Implications and Future Directions
IMPACT radically reframes the procedural action understanding problem: real-world deployment demands joint reasoning over actions, states, and anomalies/recovery—under the intersection of occlusion, flexible execution, and incomplete observations. The egocentric observability gap, forecasting ceiling, and knowledge-execution gap all localize at transitions, anomalies, and recovery, directly impacting critical system performance.
IMPACT enables measurable progress in:
- Cross-view temporal and semantic representation learning robust to occlusion and missing evidence.
- Graph-aware long-horizon forecasting and planning in non-linear industrial SOPs, beyond appearance- and language-driven priors.
- Explicit anomaly/recovery detection and compliance monitoring integrated with state trajectory evolution.
- Human-centric procedural intelligence incorporating cognitive load, operator metadata, and multimodal signals (audio, gaze).
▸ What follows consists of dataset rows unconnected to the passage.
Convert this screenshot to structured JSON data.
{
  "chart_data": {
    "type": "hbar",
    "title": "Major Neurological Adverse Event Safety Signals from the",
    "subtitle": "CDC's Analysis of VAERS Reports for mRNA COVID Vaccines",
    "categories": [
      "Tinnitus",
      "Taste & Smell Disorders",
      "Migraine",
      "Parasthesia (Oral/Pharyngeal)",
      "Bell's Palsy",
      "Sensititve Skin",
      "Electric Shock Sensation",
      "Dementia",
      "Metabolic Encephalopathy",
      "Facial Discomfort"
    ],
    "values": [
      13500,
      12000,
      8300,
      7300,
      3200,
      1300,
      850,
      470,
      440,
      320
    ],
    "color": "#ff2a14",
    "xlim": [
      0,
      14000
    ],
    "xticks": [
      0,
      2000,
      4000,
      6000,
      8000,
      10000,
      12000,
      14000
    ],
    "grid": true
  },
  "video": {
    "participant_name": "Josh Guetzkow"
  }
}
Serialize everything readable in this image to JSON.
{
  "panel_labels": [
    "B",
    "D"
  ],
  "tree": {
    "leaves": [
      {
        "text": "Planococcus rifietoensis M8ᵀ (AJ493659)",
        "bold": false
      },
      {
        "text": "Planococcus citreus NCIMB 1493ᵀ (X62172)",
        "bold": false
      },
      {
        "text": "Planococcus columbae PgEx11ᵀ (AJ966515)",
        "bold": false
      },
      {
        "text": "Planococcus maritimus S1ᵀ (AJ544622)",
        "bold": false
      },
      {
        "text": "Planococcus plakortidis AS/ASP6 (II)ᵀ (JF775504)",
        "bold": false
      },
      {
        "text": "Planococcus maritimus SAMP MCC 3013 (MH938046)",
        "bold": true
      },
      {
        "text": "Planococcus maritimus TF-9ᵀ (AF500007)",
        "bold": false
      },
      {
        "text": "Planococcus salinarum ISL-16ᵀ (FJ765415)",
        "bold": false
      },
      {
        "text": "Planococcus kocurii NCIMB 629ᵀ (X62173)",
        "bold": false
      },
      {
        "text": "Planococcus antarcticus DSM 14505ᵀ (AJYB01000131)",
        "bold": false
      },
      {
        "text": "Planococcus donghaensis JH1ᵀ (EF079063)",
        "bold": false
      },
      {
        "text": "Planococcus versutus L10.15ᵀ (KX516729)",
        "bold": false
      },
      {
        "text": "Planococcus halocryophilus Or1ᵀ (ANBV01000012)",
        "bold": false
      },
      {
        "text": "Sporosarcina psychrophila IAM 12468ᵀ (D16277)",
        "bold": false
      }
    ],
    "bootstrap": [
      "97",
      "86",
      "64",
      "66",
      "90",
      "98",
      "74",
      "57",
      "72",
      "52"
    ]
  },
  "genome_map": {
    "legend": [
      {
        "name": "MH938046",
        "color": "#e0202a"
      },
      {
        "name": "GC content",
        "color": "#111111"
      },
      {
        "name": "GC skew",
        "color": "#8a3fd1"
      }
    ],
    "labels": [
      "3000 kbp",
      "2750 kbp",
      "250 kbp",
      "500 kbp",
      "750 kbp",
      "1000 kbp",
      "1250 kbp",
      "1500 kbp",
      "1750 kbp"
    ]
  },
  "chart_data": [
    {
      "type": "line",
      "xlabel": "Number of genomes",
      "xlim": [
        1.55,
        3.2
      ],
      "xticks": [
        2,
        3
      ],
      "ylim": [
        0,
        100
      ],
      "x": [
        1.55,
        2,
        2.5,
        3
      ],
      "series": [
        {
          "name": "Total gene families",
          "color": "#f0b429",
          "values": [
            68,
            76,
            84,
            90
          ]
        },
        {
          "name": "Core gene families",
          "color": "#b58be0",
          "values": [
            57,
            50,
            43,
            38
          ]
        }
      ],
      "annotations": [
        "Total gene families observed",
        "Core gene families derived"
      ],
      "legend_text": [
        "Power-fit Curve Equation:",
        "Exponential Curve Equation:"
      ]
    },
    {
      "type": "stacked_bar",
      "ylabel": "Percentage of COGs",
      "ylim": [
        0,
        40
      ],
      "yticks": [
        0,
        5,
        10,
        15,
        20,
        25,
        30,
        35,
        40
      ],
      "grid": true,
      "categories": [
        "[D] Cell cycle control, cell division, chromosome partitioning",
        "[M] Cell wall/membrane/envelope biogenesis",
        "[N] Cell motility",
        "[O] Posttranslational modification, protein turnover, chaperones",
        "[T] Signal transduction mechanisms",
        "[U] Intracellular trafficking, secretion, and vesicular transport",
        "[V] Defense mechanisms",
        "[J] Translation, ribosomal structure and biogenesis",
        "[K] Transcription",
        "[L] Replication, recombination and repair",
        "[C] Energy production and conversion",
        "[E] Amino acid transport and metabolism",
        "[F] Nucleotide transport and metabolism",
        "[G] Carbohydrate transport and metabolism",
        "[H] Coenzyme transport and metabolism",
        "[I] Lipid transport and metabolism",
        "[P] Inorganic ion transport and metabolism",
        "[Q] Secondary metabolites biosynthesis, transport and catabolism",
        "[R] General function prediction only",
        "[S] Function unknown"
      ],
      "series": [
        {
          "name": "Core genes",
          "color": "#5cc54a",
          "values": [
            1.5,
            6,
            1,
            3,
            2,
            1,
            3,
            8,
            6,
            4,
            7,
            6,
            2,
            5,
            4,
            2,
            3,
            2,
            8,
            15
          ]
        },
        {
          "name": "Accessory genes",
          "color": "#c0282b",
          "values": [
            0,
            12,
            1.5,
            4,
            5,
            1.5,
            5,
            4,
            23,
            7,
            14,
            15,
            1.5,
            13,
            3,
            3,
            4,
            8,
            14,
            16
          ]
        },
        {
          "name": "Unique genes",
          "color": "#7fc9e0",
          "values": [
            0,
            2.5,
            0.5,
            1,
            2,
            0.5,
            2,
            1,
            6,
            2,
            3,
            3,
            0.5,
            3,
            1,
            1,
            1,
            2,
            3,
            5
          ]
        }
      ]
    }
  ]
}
The convergence of challenges at operationally critical moments mandates not more powerful single-task models but truly joint, unified approaches spanning multiple reasoning axes. Future advances in AI for embodied industrial settings will require comprehensive models capable of structured reasoning and adaptive correction, informed by benchmarks like IMPACT.
Conclusion
IMPACT constitutes the first dataset to jointly deliver synchronized ego–exo RGB-D capture, multi-granularity bimanual annotation, explicit compliance-aware state tracking, and anomaly–recovery supervision in an authentic commercial assembly workflow (2604.10409). Its benchmark surfaces challenges invisible to prior resources and provides the foundation for deployment-grade procedural intelligence. Progress on IMPACT will directly impact key areas in action segmentation, cross-view representation learning, procedural video understanding, anomaly detection, and human–robot collaboration. The dataset, codebase, and full annotation suite are publicly released for reproducible research.